0
votes

I'm using dynamodb stream to trigger a lambda function.

My serverless.yml file is like this:

functions:
  main:
    handler: app.main.handler
    events:
      - http:
          method: any
          path: /{proxy+}
      # to keep lambda function warm
      - schedule:
          rate: rate(5 minutes)
          input:
            warmer: true
      # triggered when a new insertion is made in the dynamodb table
      - stream:
          type: dynamodb
          arn:
            Fn::GetAtt: [AsyncTaskTable, StreamArn]

resources:
  Resources:
    AsyncTaskTable:
      Type: 'AWS::DynamoDB::Table'
      Properties:
        TableName: ${self:custom.AsyncTaskTableName}
        AttributeDefinitions:
          -
            AttributeName: "uuid"
            AttributeType: "S"
        KeySchema:
          -
            AttributeName: "uuid"
            KeyType: "HASH"
        ProvisionedThroughput:
          ReadCapacityUnits: 1
          WriteCapacityUnits: 1
        TimeToLiveSpecification:
            AttributeName: "deletion_date_time"
            Enabled: true
        StreamSpecification:
          StreamViewType: NEW_IMAGE

and my handler is like this:

def handler(event, context):
    print(event)

    if event.get('warmer'):
        pass

    elif event.get('Records'):
        print('process async')

    # On convertit au bon format de dictionnaire
    event = json_util.loads(event)

    for record in event['Records']:
        if record['eventName'] == 'INSERT':
            python_module = record['dynamodb']['NewImage']['python_module']
            python_function = record['dynamodb']['NewImage']['python_function']
            uuid = record['dynamodb']['NewImage']['uuid']
            params = record['dynamodb']['NewImage']['params']
            getattr(sys.modules[python_module], python_function)(uuid, params)

    else:
        print('else')

Everything works perfectly with the dynamodb table and the handler, but for a reason I don't understand, the event received by my handler is always the same when it is occurring from a stream!
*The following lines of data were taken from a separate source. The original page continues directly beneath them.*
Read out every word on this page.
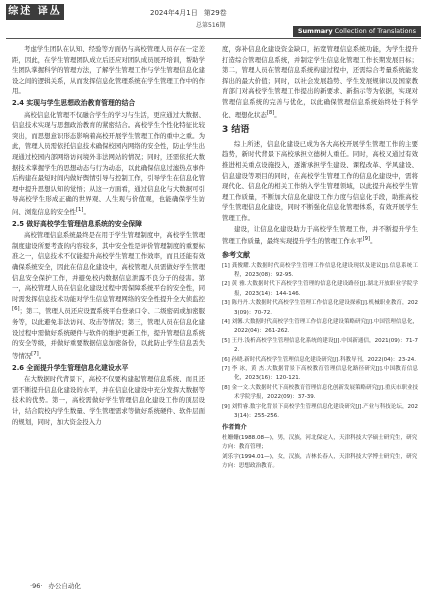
综述 译丛	2024年4月1日 第29卷
总第516期
Summary Collection of Translations

考虑学生团队在认知、经验等方面仍与高校管理人员存在一定差距，因此，在学生管理团队成立后还应对团队成员展开培训，帮助学生团队掌握科学的管理方法，了解学生管理工作与学生管理信息化建设之间的逻辑关系，从而发挥信息化管理系统在学生管理工作中的作用。

2.4 实现与学生思想政治教育管理的结合

高校信息化管理不仅融合学生的学习与生活，更应通过大数据、信息技术实现与思想政治教育的紧密结合。高校学生个性化特征比较突出，而思想意识形态影响着高校开展学生管理工作的重中之重。为此，管理人员需依托信息技术确保校园内网络的安全性，防止学生出现通过校园内部网络访问境外非法网站的情况；同时，还需依托大数据技术掌握学生的思想动态与行为动态，以此确保信息过滤热点事件后构建在最短时间内做好舆情引导与控制工作，引导学生在信息化管理中提升思想认知的觉悟；从这一方面看，通过信息化与大数据可引导高校学生形成正确的世界观、人生观与价值观，也能确保学生访问、浏览信息的安全性[1]。

2.5 做好高校学生管理信息系统的安全保障

高校管理信息系统最终是在用于学生管理制度中，高校学生管理制度建设所要考查的内容较多，其中安全性是评价管理制度的重要标准之一，信息技术不仅能提升高校学生管理工作效率，而且还能有效确保系统安全，因此在信息化建设中，高校管理人员需做好学生管理信息安全保护工作，并避免校内数据信息泄露不良分子的侵害。第一，高校管理人员在信息化建设过程中需保障系统平台的安全性，同时需发挥信息技术功能对学生信息管理网络的安全性提升全大侦监控[6]；第二，管理人员还应设置系统平台登录口令、二级密码或加密服务等，以此避免非法访问、攻击等情况；第三，管理人员在信息化建设过程中需做好系统硬件与软件的维护更新工作，提升管理信息系统的安全等级，并做好重要数据信息加密备份，以此防止学生信息丢失等情况[7]。

2.6 全面提升学生管理信息化建设水平

在大数据时代背景下，高校不仅要构建起管理信息系统、而且还需不断提升信息化建设的水平，并在信息化建设中充分发挥大数据等技术的优势。第一，高校需做好学生管理信息化建设工作的顶层设计，结合院校内学生数量、学生管理需求等做好系统硬件、软件层面的规划，同时，加大资金投入力

度，弥补信息化建设资金缺口，拓宽管理信息系统功能，为学生提升打造综合管理信息系统，并制定学生信息化管理工作长期发展目标；第二，管理人员在管理信息系统构建过程中，还需综合考量系统能发挥出的最大价值；同时，以社会发展趋势、学生发展规律以及国家教育部门对高校学生管理工作提出的新要求、新指示等为依据，实现对管理信息系统的完善与优化，以此确保管理信息系统始终处于科学化、理想化状态[8]。

3 结语

综上所述，信息化建设已成为各大高校开展学生管理工作的主要趋势，新时代背景下高校承担立德树人重任。同时，高校又通过有效推进相关重点设施投入，逐渐承担学生建设、课程改革、学风建设、信息建设等项目的同时，在高校学生管理工作的信息化建设中，需将现代化、信息化的相关工作纳入学生管理领域，以此提升高校学生管理工作质量，不断加大信息化建设工作力度与信息化手段，助推高校学生管理信息化建设，同时不断强化信息化管理体系，有效开展学生管理工作。

建设，让信息化建设助力于高校学生管理工作，并不断提升学生管理工作质量，最终实现提升学生的管理工作水平[9]。

参考文献

[1] 龚俊耀.大数据时代高校学生管理工作信息化建设现状及建议[J].信息系统工程，2023(08)：92-95.

[2] 黄 雅.大数据时代下高校学生管理的信息化建设路径[J].湖北开放职业学院学报，2023(14)：144-146.

[3] 陈丹丹.大数据时代高校学生管理工作信息化建设探索[J].机械职业教育，2023(09)：70-72.

[4] 刘馨.大数据时代高校学生管理工作信息化建设策略研究[J].中国管理信息化，2022(04)：261-262.

[5] 王丹.浅析高校学生管理信息化系统的建设[J].中国新通信，2021(09)：71-72.

[6] 孙晓.新时代高校学生管理信息化建设研究[J].科教导刊，2022(04)：23-24.

[7] 李 冰，黄 杰.大数据背景下高校教育管理信息化路径研究[J].中国教育信息化，2023(16)：120-121.

[8] 金一文.大数据时代下高校教育管理信息化创新发展策略研究[J].重庆市职业技术学院学报，2022(09)：37-39.

[9] 刘哲睿.数字化背景下高校学生管理信息化建设研究[J].产业与科技论坛，2023(14)：255-256.

作者简介

杜姗姗(1988.08—)，男，汉族，河北保定人，天津科技大学硕士研究生，研究方向：教育管理；

刘乐宇(1994.01—)，女，汉族，吉林长春人，天津科技大学博士研究生，研究方向：思想政治教育。

·96· 办公自动化
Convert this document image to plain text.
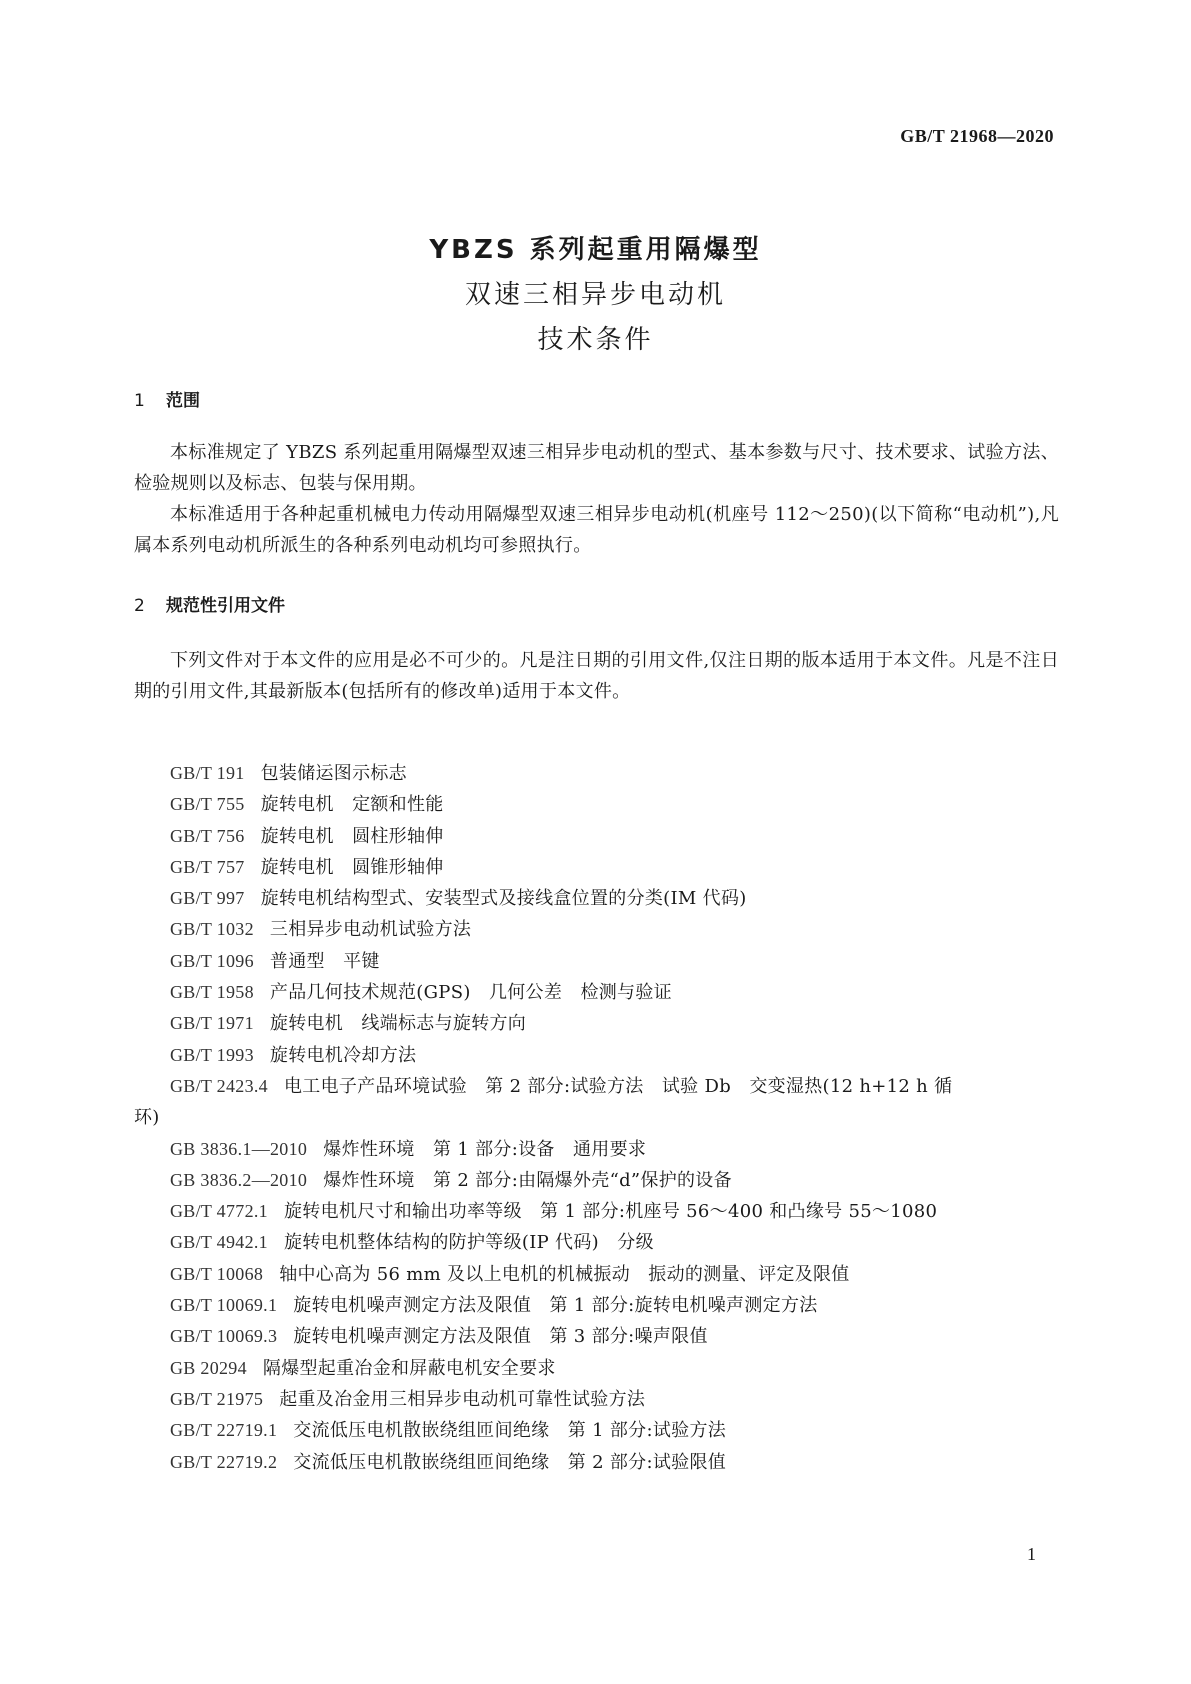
GB/T 21968—2020

YBZS 系列起重用隔爆型

双速三相异步电动机

技术条件

1 范围

本标准规定了 YBZS 系列起重用隔爆型双速三相异步电动机的型式、基本参数与尺寸、技术要求、试验方法、检验规则以及标志、包装与保用期。

本标准适用于各种起重机械电力传动用隔爆型双速三相异步电动机(机座号 112～250)(以下简称“电动机”),凡属本系列电动机所派生的各种系列电动机均可参照执行。

2 规范性引用文件

下列文件对于本文件的应用是必不可少的。凡是注日期的引用文件,仅注日期的版本适用于本文件。凡是不注日期的引用文件,其最新版本(包括所有的修改单)适用于本文件。

GB/T 191 包装储运图示标志
GB/T 755 旋转电机　定额和性能
GB/T 756 旋转电机　圆柱形轴伸
GB/T 757 旋转电机　圆锥形轴伸
GB/T 997 旋转电机结构型式、安装型式及接线盒位置的分类(IM 代码)
GB/T 1032 三相异步电动机试验方法
GB/T 1096 普通型　平键
GB/T 1958 产品几何技术规范(GPS)　几何公差　检测与验证
GB/T 1971 旋转电机　线端标志与旋转方向
GB/T 1993 旋转电机冷却方法
GB/T 2423.4 电工电子产品环境试验　第 2 部分:试验方法　试验 Db　交变湿热(12 h+12 h 循
环)
GB 3836.1—2010 爆炸性环境　第 1 部分:设备　通用要求
GB 3836.2—2010 爆炸性环境　第 2 部分:由隔爆外壳“d”保护的设备
GB/T 4772.1 旋转电机尺寸和输出功率等级　第 1 部分:机座号 56～400 和凸缘号 55～1080
GB/T 4942.1 旋转电机整体结构的防护等级(IP 代码)　分级
GB/T 10068 轴中心高为 56 mm 及以上电机的机械振动　振动的测量、评定及限值
GB/T 10069.1 旋转电机噪声测定方法及限值　第 1 部分:旋转电机噪声测定方法
GB/T 10069.3 旋转电机噪声测定方法及限值　第 3 部分:噪声限值
GB 20294 隔爆型起重冶金和屏蔽电机安全要求
GB/T 21975 起重及冶金用三相异步电动机可靠性试验方法
GB/T 22719.1 交流低压电机散嵌绕组匝间绝缘　第 1 部分:试验方法
GB/T 22719.2 交流低压电机散嵌绕组匝间绝缘　第 2 部分:试验限值
1
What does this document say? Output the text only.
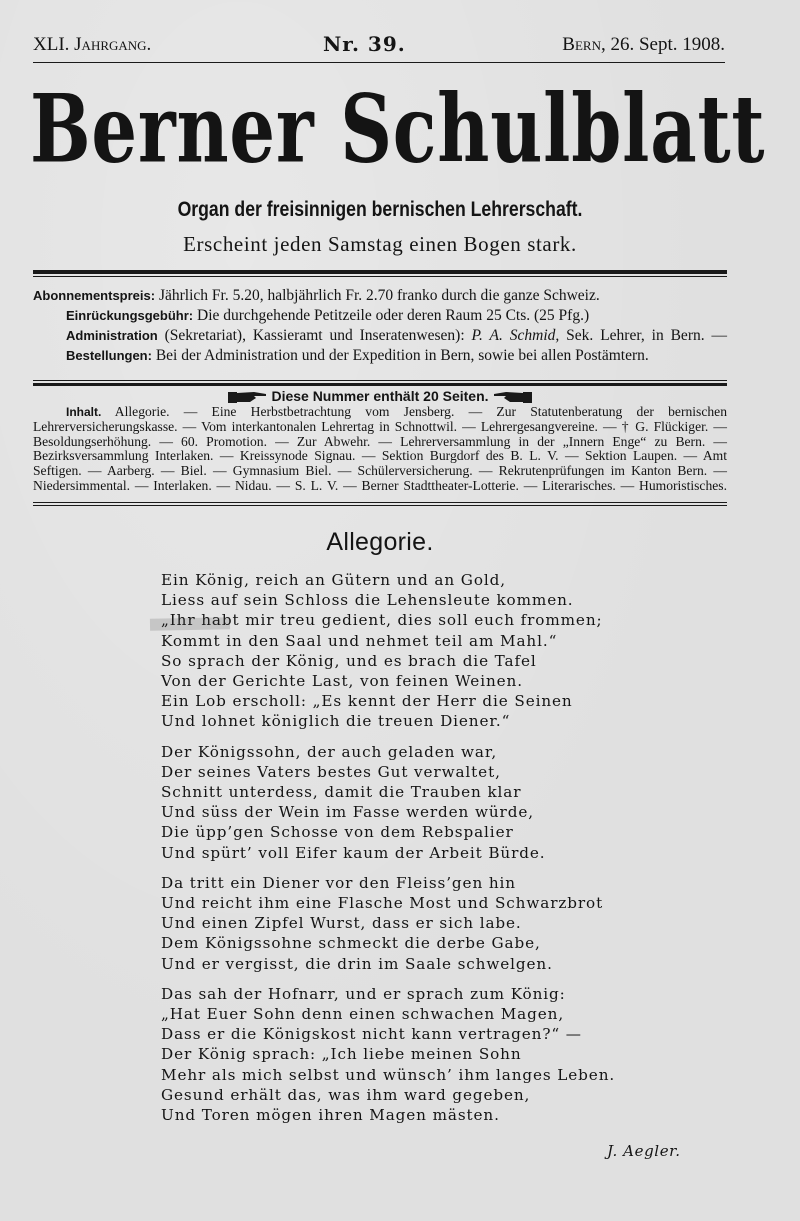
XLI. Jahrgang.	Nr. 39.	Bern, 26. Sept. 1908.
Berner Schulblatt
Organ der freisinnigen bernischen Lehrerschaft.
Erscheint jeden Samstag einen Bogen stark.

Abonnementspreis: Jährlich Fr. 5.20, halbjährlich Fr. 2.70 franko durch die ganze Schweiz.

Einrückungsgebühr: Die durchgehende Petitzeile oder deren Raum 25 Cts. (25 Pfg.)

Administration (Sekretariat), Kassieramt und Inseratenwesen): P. A. Schmid, Sek. Lehrer, in Bern. — Bestellungen: Bei der Administration und der Expedition in Bern, sowie bei allen Postämtern.

Diese Nummer enthält 20 Seiten.
Inhalt. Allegorie. — Eine Herbstbetrachtung vom Jensberg. — Zur Statutenberatung der bernischen Lehrerversicherungskasse. — Vom interkantonalen Lehrertag in Schnottwil. — Lehrergesangvereine. — † G. Flückiger. — Besoldungserhöhung. — 60. Promotion. — Zur Abwehr. — Lehrerversammlung in der „Innern Enge“ zu Bern. — Bezirksversammlung Interlaken. — Kreissynode Signau. — Sektion Burgdorf des B. L. V. — Sektion Laupen. — Amt Seftigen. — Aarberg. — Biel. — Gymnasium Biel. — Schülerversicherung. — Rekrutenprüfungen im Kanton Bern. — Niedersimmental. — Interlaken. — Nidau. — S. L. V. — Berner Stadttheater-Lotterie. — Literarisches. — Humoristisches.
Allegorie.
Ein König, reich an Gütern und an Gold,
Liess auf sein Schloss die Lehensleute kommen.
„Ihr habt mir treu gedient, dies soll euch frommen;
Kommt in den Saal und nehmet teil am Mahl.“
So sprach der König, und es brach die Tafel
Von der Gerichte Last, von feinen Weinen.
Ein Lob erscholl: „Es kennt der Herr die Seinen
Und lohnet königlich die treuen Diener.“
Der Königssohn, der auch geladen war,
Der seines Vaters bestes Gut verwaltet,
Schnitt unterdess, damit die Trauben klar
Und süss der Wein im Fasse werden würde,
Die üpp’gen Schosse von dem Rebspalier
Und spürt’ voll Eifer kaum der Arbeit Bürde.
Da tritt ein Diener vor den Fleiss’gen hin
Und reicht ihm eine Flasche Most und Schwarzbrot
Und einen Zipfel Wurst, dass er sich labe.
Dem Königssohne schmeckt die derbe Gabe,
Und er vergisst, die drin im Saale schwelgen.
Das sah der Hofnarr, und er sprach zum König:
„Hat Euer Sohn denn einen schwachen Magen,
Dass er die Königskost nicht kann vertragen?“ —
Der König sprach: „Ich liebe meinen Sohn
Mehr als mich selbst und wünsch’ ihm langes Leben.
Gesund erhält das, was ihm ward gegeben,
Und Toren mögen ihren Magen mästen.
J. Aegler.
If it's the scheduled event or the http event, then I get the correct event and always corresponding to the data sent, but when it's triggered by the dynamodb stream, it's always the same event!

I've been struggling for 3 hours now trying to figure it out but can't get it, I create a new record in my dynamodb table which has nothing to do with a previous one and I still receive an event which has the data of the same event.

I've deleted all the item in the dynamodb table but still it's the same, I receive an event which I don't know where it is coming. It is always the same.

For instance below, the print(event) I always have whatever I do on my dynamo db table (inserting/deleting), I've created a new table for my staging/production environment and both behaves the same way In the log you can see that the date of the log doesn't match the eventSourceARN, this corresponds to the first creation of an item in the db, ie the first time the dynamodb streams was called. I'm also precizing that my handler is also doing something else which fails. Could that be the reason ? ie it replays the stream as long as my process doesn't work properly ?

2020-06-09T20:45:06.963+02:00
{'Records': [{'eventID': 'b607c13dc12e16d6602890fb7ab6f418', 'eventName': 'INSERT', 'eventVersion': '1.1', 'eventSource': 'aws:dynamodb', 'awsRegion': 'eu-west-3', 'dynamodb': {'ApproximateCreationDateTime': 1591726134.0, 'Keys': {'uuid': {'S': '1234'}}, 'NewImage': {'uuid': {'S': '1234'}}, 'SequenceNumber': '100000000002840891918', 'SizeBytes': 16, 'StreamViewType': 'NEW_IMAGE'}, 'eventSourceARN': 'arn:aws:dynamodb:eu-west-3:213248478927:table/async_task-production/stream/2020-06-09T17:58:45.451'}]}
1
What does your 'Records' handler path actually do? Is the Lambda request ID the same each time (i.e. is it a retry of the same event)? How many times does it repeat with the same data?jarmod
my Records path is used to detect when the handler is called from the dyanmodb streams (in this case there is a Records list of record). It enters properly in this condition. The request ID is always the one of the first item created in the db, even though it has been deleted from the db. for instance I create '1234' uuid, delete it, then create 'aa' uuid. my print(event) statement always print the new image of the first '1234' INSERTyeye
I know why you have the Records handler. I’m asking what it does, as in what code does it execute? On the request ID, I’m not asking about the DynamoDB item primary key, I’m asking about the Lambda function request ID.jarmod
I've updated my post to add the lines which are executed, basically it calls a module.function given in the data, with uuid and params as parameters so that some data processing are handled asynchronously. BTW, just keeping the print(event) without my processing does print correctly the new image data, but adding those lines make it replay the same event... Don't understand whyyeye
You need to understand if the streams-triggered invocation is failing and being retried. The Lambda request ID being the same across invocations will confirm that. Also look at CloudWatch Logs for this Lambda function. Is it completing successfully or failing? What errors do you see?jarmod

1 Answers

1
votes

This is normal. If DynamoDB Streams triggers your Lambda function and your Lambda function fails, then the Lambda invocation will be retried with the same data until successful or expired by the event source.

Lambda now has support for additional failure-handling features, but in the typical case you should simply fix the error in your Lambda function so that it does not fail and hence will not be retried.